What will it take to tap this wave? Here are four key ingredients:

1. Raise awareness.

When we talk to business owners, most tell us they’d never considered that having their employees buy their businesses could be a viable succession option. We need to raise awareness of worker ownership as a succession option by sharing success stories and broadcasting them through trusted channels—both mainstream media and industry-specific channels.

2. Demystify the process.

Because awareness is low, most businesses are confused about how a transition to worker ownership would work. Sure, there are different options and decisions to be made about how to approach. But there are straightforward ways, such as this roadmap process to figure out the best options for a given owner and employees, a handful of “best practices,” and a number of organizations available to support businesses. It needs to not feel confusing or overwhelming to business owners who do become aware of it as an option, and want to consider it.

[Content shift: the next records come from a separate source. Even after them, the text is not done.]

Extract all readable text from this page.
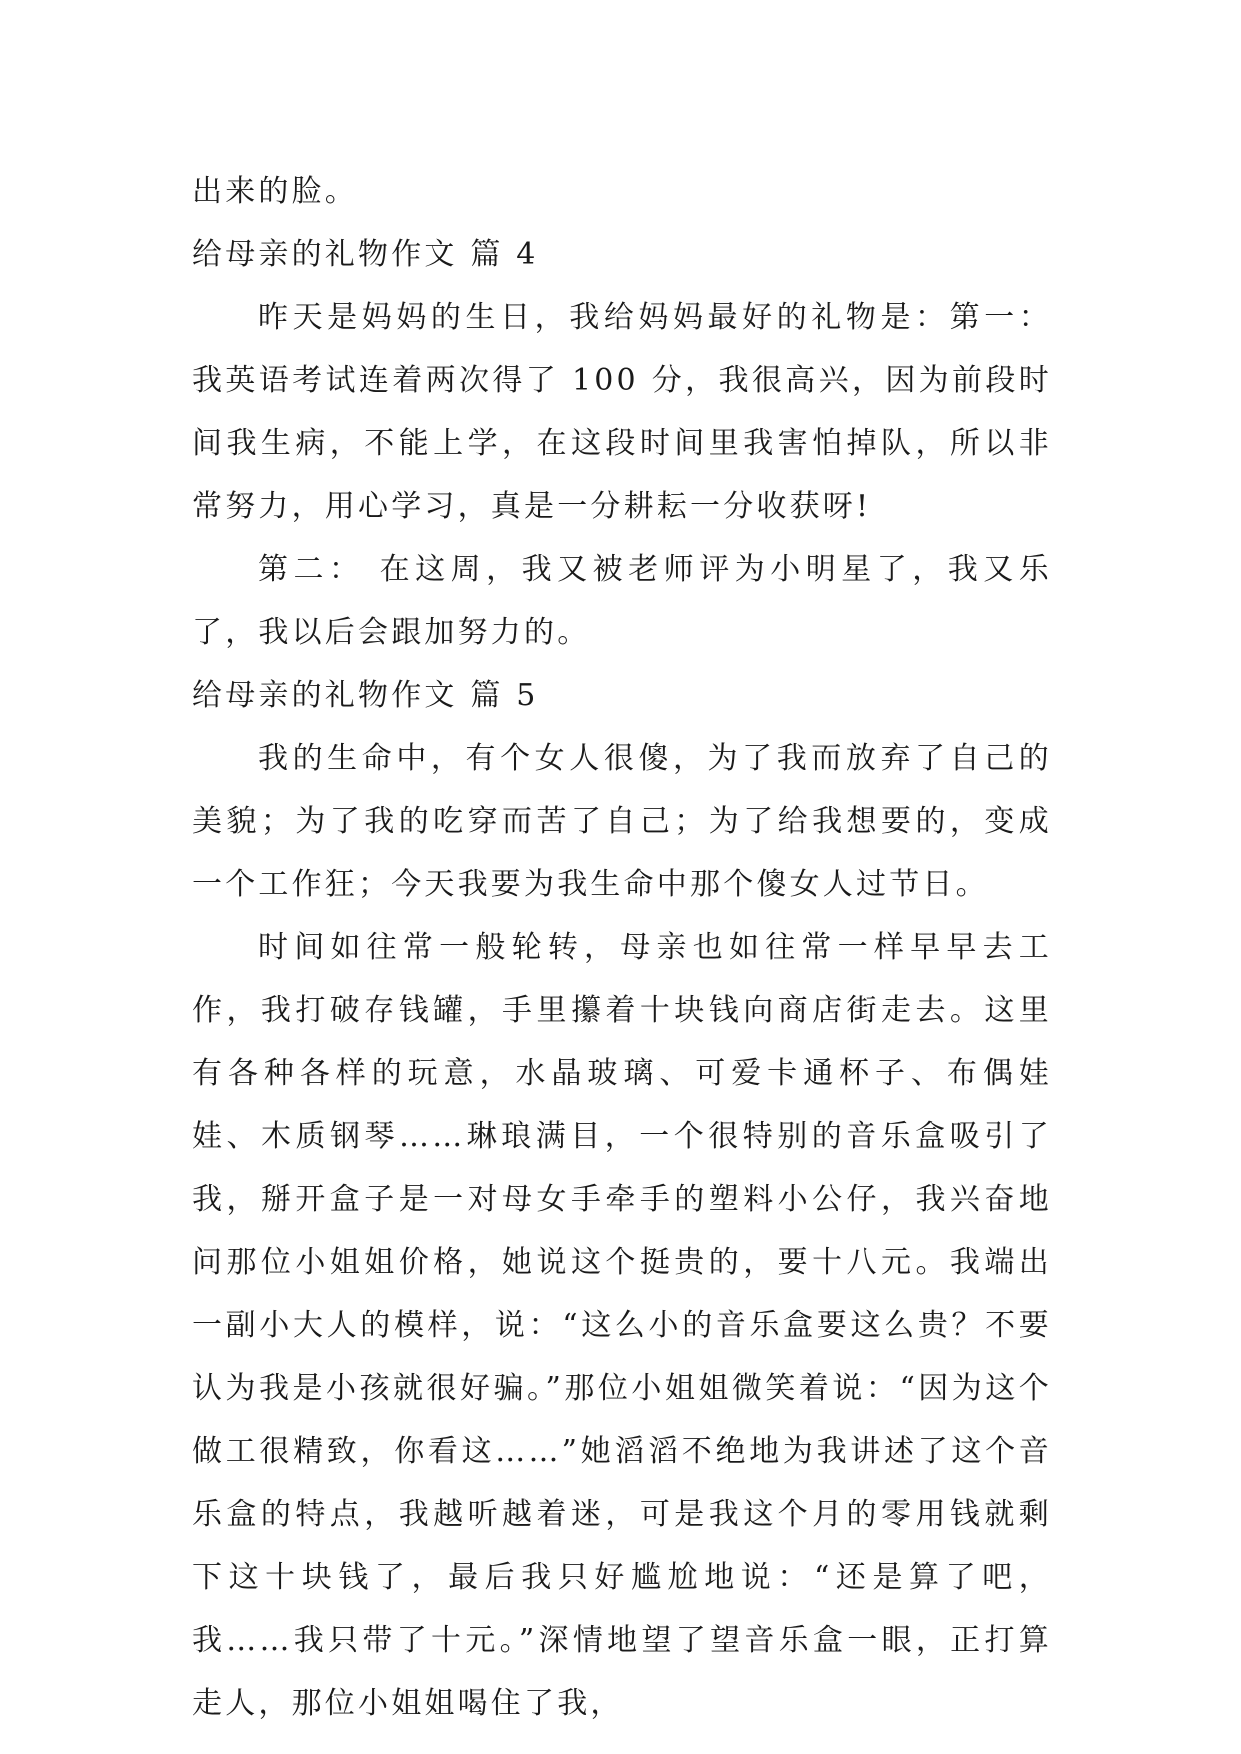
出来的脸。

给母亲的礼物作文 篇 4

昨天是妈妈的生日，我给妈妈最好的礼物是：第一：我英语考试连着两次得了 100 分，我很高兴，因为前段时间我生病，不能上学，在这段时间里我害怕掉队，所以非常努力，用心学习，真是一分耕耘一分收获呀!

第二： 在这周，我又被老师评为小明星了，我又乐了，我以后会跟加努力的。

给母亲的礼物作文 篇 5

我的生命中，有个女人很傻，为了我而放弃了自己的美貌；为了我的吃穿而苦了自己；为了给我想要的，变成一个工作狂；今天我要为我生命中那个傻女人过节日。

时间如往常一般轮转，母亲也如往常一样早早去工作，我打破存钱罐，手里攥着十块钱向商店街走去。这里有各种各样的玩意，水晶玻璃、可爱卡通杯子、布偶娃娃、木质钢琴……琳琅满目，一个很特别的音乐盒吸引了我，掰开盒子是一对母女手牵手的塑料小公仔，我兴奋地问那位小姐姐价格，她说这个挺贵的，要十八元。我端出一副小大人的模样，说：“这么小的音乐盒要这么贵？不要认为我是小孩就很好骗。”那位小姐姐微笑着说：“因为这个做工很精致，你看这……”她滔滔不绝地为我讲述了这个音乐盒的特点，我越听越着迷，可是我这个月的零用钱就剩下这十块钱了，最后我只好尴尬地说：“还是算了吧，我……我只带了十元。”深情地望了望音乐盒一眼，正打算走人，那位小姐姐喝住了我，
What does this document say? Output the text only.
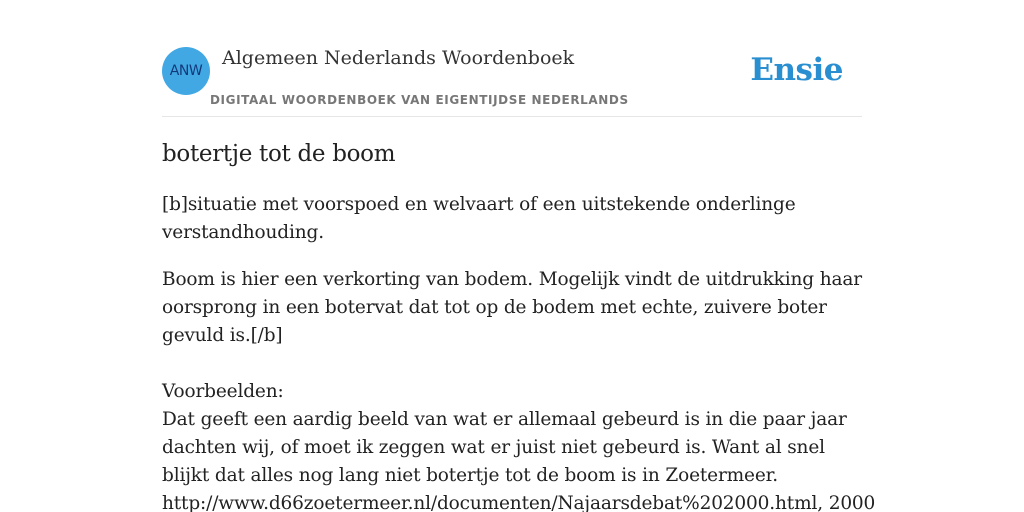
ANW
Algemeen Nederlands Woordenboek
DIGITAAL WOORDENBOEK VAN EIGENTIJDSE NEDERLANDS
Ensie
botertje tot de boom

[b]situatie met voorspoed en welvaart of een uitstekende onderlinge verstandhouding.

Boom is hier een verkorting van bodem. Mogelijk vindt de uitdrukking haar oorsprong in een botervat dat tot op de bodem met echte, zuivere boter gevuld is.[/b]

Voorbeelden:
Dat geeft een aardig beeld van wat er allemaal gebeurd is in die paar jaar dachten wij, of moet ik zeggen wat er juist niet gebeurd is. Want al snel blijkt dat alles nog lang niet botertje tot de boom is in Zoetermeer.
http://www.d66zoetermeer.nl/documenten/Najaarsdebat%202000.html, 2000
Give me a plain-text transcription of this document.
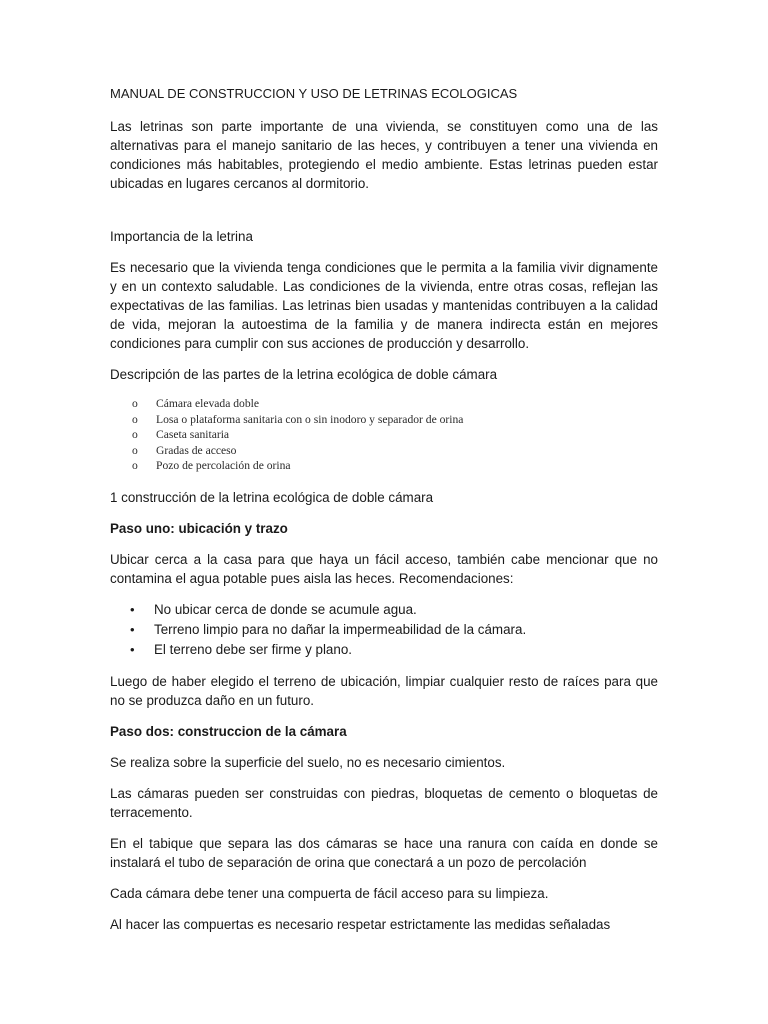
MANUAL DE CONSTRUCCION Y USO DE LETRINAS ECOLOGICAS

Las letrinas son parte importante de una vivienda, se constituyen como una de las alternativas para el manejo sanitario de las heces, y contribuyen a tener una vivienda en condiciones más habitables, protegiendo el medio ambiente. Estas letrinas pueden estar ubicadas en lugares cercanos al dormitorio.

Importancia de la letrina

Es necesario que la vivienda tenga condiciones que le permita a la familia vivir dignamente y en un contexto saludable. Las condiciones de la vivienda, entre otras cosas, reflejan las expectativas de las familias. Las letrinas bien usadas y mantenidas contribuyen a la calidad de vida, mejoran la autoestima de la familia y de manera indirecta están en mejores condiciones para cumplir con sus acciones de producción y desarrollo.

Descripción de las partes de la letrina ecológica de doble cámara

o	Cámara elevada doble
o	Losa o plataforma sanitaria con o sin inodoro y separador de orina
o	Caseta sanitaria
o	Gradas de acceso
o	Pozo de percolación de orina

1 construcción de la letrina ecológica de doble cámara

Paso uno: ubicación y trazo

Ubicar cerca a la casa para que haya un fácil acceso, también cabe mencionar que no contamina el agua potable pues aisla las heces. Recomendaciones:

•	No ubicar cerca de donde se acumule agua.
•	Terreno limpio para no dañar la impermeabilidad de la cámara.
•	El terreno debe ser firme y plano.

Luego de haber elegido el terreno de ubicación, limpiar cualquier resto de raíces para que no se produzca daño en un futuro.

Paso dos: construccion de la cámara

Se realiza sobre la superficie del suelo, no es necesario cimientos.

Las cámaras pueden ser construidas con piedras, bloquetas de cemento o bloquetas de terracemento.

En el tabique que separa las dos cámaras se hace una ranura con caída en donde se instalará el tubo de separación de orina que conectará a un pozo de percolación

Cada cámara debe tener una compuerta de fácil acceso para su limpieza.

Al hacer las compuertas es necesario respetar estrictamente las medidas señaladas
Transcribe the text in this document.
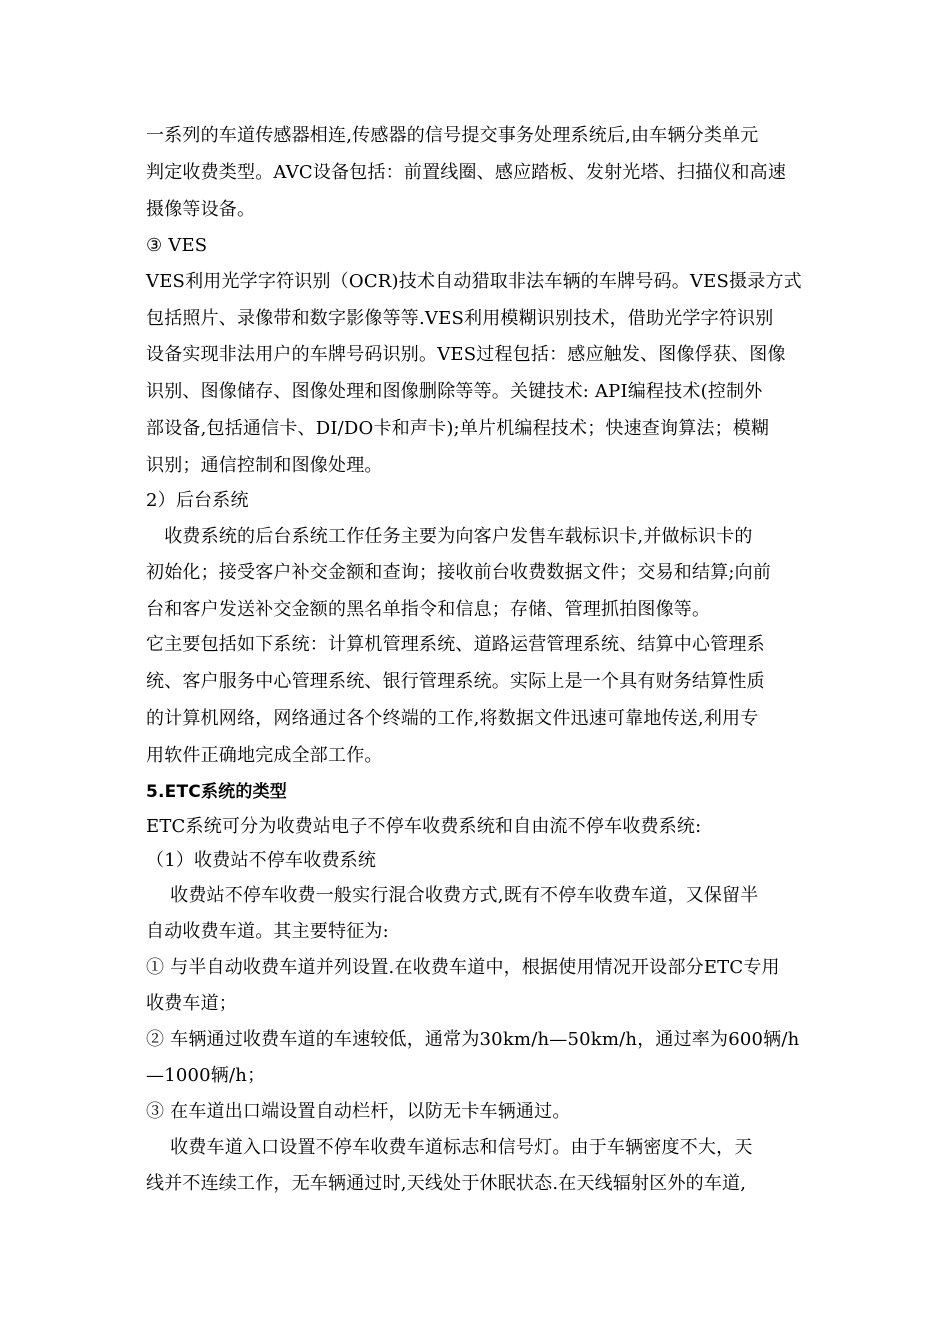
一系列的车道传感器相连,传感器的信号提交事务处理系统后,由车辆分类单元
判定收费类型。AVC设备包括：前置线圈、感应踏板、发射光塔、扫描仪和高速
摄像等设备。
③ VES
VES利用光学字符识别（OCR)技术自动猎取非法车辆的车牌号码。VES摄录方式
包括照片、录像带和数字影像等等.VES利用模糊识别技术，借助光学字符识别
设备实现非法用户的车牌号码识别。VES过程包括：感应触发、图像俘获、图像
识别、图像储存、图像处理和图像删除等等。关键技术: API编程技术(控制外
部设备,包括通信卡、DI/DO卡和声卡);单片机编程技术；快速查询算法；模糊
识别；通信控制和图像处理。
2）后台系统
　收费系统的后台系统工作任务主要为向客户发售车载标识卡,并做标识卡的
初始化；接受客户补交金额和查询；接收前台收费数据文件；交易和结算;向前
台和客户发送补交金额的黑名单指令和信息；存储、管理抓拍图像等。
它主要包括如下系统：计算机管理系统、道路运营管理系统、结算中心管理系
统、客户服务中心管理系统、银行管理系统。实际上是一个具有财务结算性质
的计算机网络，网络通过各个终端的工作,将数据文件迅速可靠地传送,利用专
用软件正确地完成全部工作。
5.ETC系统的类型
ETC系统可分为收费站电子不停车收费系统和自由流不停车收费系统:
（1）收费站不停车收费系统
　 收费站不停车收费一般实行混合收费方式,既有不停车收费车道，又保留半
自动收费车道。其主要特征为:
① 与半自动收费车道并列设置.在收费车道中，根据使用情况开设部分ETC专用
收费车道；
② 车辆通过收费车道的车速较低，通常为30km/h—50km/h，通过率为600辆/h
—1000辆/h；
③ 在车道出口端设置自动栏杆，以防无卡车辆通过。
　 收费车道入口设置不停车收费车道标志和信号灯。由于车辆密度不大，天
线并不连续工作，无车辆通过时,天线处于休眠状态.在天线辐射区外的车道,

3. Bring in the right supports.

When selling any business (to another buyer or to employees), there is a set of service providers that help support the deal (e.g. legal, CPA, accounting, financing). In the case of a sale to employees, you want to make sure those advisors understand employee ownership, and can not only help guide the sales transaction, but can also guide the cultural transition into employee ownership and governance.

4. Line up capital.

Today, there is “mission-aligned” capital to support the sales of businesses to employees that are currently in the works, or in the pipeline.  But when we start (through awareness-raising) to channel some of the silver tsunami businesses into this option, we will need to open up more capital. With lenders and investors, we similarly need to raise awareness, demystify the process, and until they are up to speed on doing these types of deals, also bring in the right supports.

This once-in-a-several-century opportunity to influence the face of local business ownership won’t come around again soon. Let’s make sure we capture the tremendous potential to strengthen our local communities by transitioning a meaningful portion of these nearly 4 million businesses to employee ownership.